Well-Known Expressions

Survival of the fittest

Meaning:

Species adapt and change by natural selection with the best suited mutations becoming dominant

Background:

When setting this Wordplay we had in mind "Survival of the Fittest", but on seeing the answers we realized that "Sins of the Father" or "Sins of the Flesh" were also valid answers so included these when drawing the winner.
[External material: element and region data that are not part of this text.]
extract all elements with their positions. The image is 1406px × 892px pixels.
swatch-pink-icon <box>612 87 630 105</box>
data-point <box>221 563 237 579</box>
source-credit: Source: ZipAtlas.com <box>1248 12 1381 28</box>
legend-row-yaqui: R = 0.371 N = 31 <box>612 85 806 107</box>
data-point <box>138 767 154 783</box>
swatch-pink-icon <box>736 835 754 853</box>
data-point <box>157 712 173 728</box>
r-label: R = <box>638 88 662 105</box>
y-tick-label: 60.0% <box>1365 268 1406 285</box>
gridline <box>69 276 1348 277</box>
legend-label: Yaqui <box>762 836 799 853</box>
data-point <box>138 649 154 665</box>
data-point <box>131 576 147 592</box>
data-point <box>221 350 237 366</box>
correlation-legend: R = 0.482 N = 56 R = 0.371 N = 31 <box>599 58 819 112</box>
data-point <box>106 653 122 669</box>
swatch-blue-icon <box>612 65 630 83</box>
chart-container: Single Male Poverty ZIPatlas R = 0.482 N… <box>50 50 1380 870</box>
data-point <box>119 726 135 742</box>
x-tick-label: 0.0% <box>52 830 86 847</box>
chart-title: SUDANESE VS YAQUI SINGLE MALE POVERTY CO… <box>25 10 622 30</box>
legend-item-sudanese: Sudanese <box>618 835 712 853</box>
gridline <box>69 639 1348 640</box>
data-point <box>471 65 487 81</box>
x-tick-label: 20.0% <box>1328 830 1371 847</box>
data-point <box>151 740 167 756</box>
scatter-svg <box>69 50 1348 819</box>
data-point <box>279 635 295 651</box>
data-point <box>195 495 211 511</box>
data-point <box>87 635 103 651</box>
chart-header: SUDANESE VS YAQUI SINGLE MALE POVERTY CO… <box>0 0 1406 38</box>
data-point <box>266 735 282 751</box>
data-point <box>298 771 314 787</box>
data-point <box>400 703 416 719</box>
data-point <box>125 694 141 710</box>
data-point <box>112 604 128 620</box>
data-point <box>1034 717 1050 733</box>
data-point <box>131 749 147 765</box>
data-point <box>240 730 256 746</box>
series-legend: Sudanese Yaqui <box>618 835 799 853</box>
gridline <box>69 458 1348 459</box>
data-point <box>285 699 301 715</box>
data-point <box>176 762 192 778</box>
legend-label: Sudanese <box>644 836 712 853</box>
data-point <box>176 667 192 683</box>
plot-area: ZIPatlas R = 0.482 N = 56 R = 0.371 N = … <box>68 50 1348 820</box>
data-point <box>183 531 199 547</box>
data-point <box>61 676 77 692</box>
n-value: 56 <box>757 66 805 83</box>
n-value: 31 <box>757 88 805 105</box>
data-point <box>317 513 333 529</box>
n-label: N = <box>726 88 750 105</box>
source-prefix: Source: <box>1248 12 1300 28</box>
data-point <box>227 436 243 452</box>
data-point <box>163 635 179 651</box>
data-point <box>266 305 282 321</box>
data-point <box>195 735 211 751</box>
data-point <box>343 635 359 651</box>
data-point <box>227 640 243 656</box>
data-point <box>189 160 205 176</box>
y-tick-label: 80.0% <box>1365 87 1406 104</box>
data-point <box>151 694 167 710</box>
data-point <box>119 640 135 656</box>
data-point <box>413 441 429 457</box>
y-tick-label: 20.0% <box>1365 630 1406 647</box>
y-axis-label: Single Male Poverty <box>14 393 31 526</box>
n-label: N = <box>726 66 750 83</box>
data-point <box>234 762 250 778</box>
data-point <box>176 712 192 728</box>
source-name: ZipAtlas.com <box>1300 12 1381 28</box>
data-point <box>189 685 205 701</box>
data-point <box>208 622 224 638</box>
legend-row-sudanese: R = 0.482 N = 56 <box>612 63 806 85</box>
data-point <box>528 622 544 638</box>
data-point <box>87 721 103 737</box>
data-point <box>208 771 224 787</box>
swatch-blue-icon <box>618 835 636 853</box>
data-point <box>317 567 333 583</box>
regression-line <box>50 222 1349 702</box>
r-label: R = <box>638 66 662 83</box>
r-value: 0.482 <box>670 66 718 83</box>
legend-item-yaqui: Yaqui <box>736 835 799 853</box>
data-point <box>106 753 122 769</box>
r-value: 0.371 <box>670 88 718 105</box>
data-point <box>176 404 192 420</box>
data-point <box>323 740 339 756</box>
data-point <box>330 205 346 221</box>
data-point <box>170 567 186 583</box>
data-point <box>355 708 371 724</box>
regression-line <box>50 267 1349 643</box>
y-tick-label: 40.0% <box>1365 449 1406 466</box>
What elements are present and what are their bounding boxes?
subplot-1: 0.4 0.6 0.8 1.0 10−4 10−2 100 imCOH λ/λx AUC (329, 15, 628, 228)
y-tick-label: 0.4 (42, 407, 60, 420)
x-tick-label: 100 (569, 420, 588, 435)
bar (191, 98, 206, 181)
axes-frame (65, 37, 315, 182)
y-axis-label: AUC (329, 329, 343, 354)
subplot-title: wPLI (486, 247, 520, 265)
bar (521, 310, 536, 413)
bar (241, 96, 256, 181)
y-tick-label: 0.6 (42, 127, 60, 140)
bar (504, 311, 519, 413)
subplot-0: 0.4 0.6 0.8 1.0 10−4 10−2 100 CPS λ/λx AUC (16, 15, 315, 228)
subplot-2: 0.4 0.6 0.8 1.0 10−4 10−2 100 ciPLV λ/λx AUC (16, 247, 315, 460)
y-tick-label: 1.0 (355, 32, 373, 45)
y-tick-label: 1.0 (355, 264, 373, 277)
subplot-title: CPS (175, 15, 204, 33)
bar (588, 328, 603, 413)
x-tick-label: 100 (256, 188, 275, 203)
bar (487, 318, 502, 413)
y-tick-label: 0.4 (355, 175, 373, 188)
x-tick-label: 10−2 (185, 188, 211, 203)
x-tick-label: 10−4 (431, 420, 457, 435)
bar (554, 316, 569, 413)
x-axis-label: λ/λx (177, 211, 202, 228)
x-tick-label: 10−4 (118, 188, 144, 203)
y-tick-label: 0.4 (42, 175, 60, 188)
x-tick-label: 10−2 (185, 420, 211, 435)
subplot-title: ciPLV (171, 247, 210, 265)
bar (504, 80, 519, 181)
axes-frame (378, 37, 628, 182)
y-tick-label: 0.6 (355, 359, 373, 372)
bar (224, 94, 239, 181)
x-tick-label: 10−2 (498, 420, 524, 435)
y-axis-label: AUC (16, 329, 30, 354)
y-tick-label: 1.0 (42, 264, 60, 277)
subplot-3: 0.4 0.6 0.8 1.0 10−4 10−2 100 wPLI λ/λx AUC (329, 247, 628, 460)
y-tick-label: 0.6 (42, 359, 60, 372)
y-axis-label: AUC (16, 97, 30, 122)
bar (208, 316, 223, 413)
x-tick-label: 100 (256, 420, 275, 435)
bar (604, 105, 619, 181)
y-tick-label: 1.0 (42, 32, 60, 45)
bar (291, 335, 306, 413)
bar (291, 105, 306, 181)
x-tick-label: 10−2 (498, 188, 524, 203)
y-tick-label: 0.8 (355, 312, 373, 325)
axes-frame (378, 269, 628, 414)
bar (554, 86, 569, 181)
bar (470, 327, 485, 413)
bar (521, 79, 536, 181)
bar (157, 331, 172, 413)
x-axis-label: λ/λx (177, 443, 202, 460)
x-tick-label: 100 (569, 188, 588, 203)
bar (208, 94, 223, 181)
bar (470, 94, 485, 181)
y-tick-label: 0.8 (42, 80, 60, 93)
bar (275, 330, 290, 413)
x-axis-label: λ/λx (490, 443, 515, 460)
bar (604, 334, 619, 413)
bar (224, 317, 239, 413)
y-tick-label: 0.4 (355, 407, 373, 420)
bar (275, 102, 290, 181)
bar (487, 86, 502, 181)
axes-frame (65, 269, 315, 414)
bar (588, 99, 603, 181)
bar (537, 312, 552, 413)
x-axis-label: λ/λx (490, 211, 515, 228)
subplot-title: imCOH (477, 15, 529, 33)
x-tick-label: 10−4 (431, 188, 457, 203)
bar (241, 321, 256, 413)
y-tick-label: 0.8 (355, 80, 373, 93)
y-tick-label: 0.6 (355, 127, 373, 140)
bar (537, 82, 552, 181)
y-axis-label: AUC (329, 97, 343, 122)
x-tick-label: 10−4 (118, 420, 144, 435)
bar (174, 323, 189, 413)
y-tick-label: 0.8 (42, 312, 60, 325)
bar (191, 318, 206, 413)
Although most people would likely attribute this expression to Charles Darwin, it was actually first coined by British polymath Herbert Spencer who used the phrase, after reading Charles Darwin's On the Origin of Species (1859), in his Principles of Biology (1864).  In the book Spencer compared his own economic theories and Darwin's biological ones, using the expression twice:

"This survival of the fittest, which I have here sought to express in mechanical terms, is that which Mr. Darwin has called 'natural selection', or the preservation of favoured races in the struggle for life"

"This survival of the fittest, implies multiplication of the fittest."

Darwin first used Spencer's phrase as a synonym for "natural selection" in the fifth edition of On the Origin of Species (1869).  By 'fittest', of course, Spencer and Darwin didn't have in mind the commonly used meaning of the word today (the most highly trained and physically energetic) but rather those animals most suited to their environment and thus best fitted to survive.